Литмир - Электронная Библиотека

И плача, и смеясь в одно и то же время, девушка, не спуская глаз с брата, обнимала его и осыпала поцелуями.

– Как ты изменился! Какой ты стал красивый! – говорила она. – Но я бы тебя все равно узнала: ты так похож на нашу милую маму!.. Страшно подумать, как мы давно с тобой не виделись!..

На ласки сестры Гаспар тоже отвечал поцелуями, хотя далеко не такими горячими. Он вообще, как мы уже говорили выше, был крайне замкнутым и не отличался особенной чувствительностью. Наконец он освободился из объятий сестры и с удрученным видом опустился на стул. Не выпуская его рук из своих, Шарлотта села рядом с ним.

Странное дело! До приезда брата ей казалось, что разговоров у них хватит на несколько дней, а между тем теперь она просто не знала, о чем говорить с ним, и вообще чувствовала себя крайне неловко. Оно, впрочем, и понятно было, так как Гаспар, всегда недовольный и угрюмый, обычно на всех наводил тоску; он способен был заморозить самое горячее сердце.
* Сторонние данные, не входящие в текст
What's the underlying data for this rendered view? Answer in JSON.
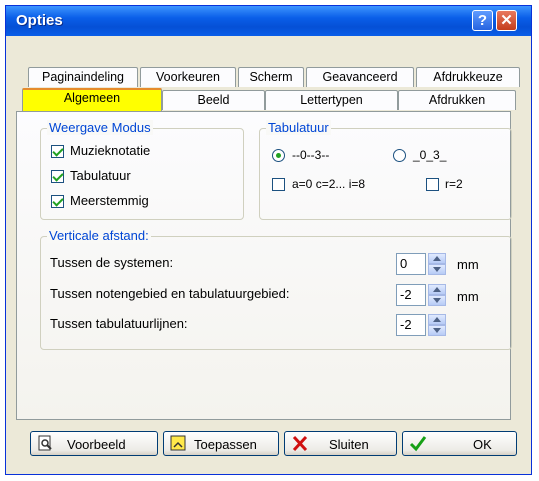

Словом, брат и сестра представляли полную противоположность друг другу: насколько сестра была ласковой, сердечной, впечатлительной и доверчивой, настолько брат был холодным, бесстрастным и скрытным.

Наконец Шарлотта прервала тягостное молчание:

– Знаешь ли ты, по крайней мере, как все это случилось? – тихо спросила она. – Я так ничего толком и не знаю – мне содержательница пансиона безо всяких подробностей сообщила эту… эту ужасную новость.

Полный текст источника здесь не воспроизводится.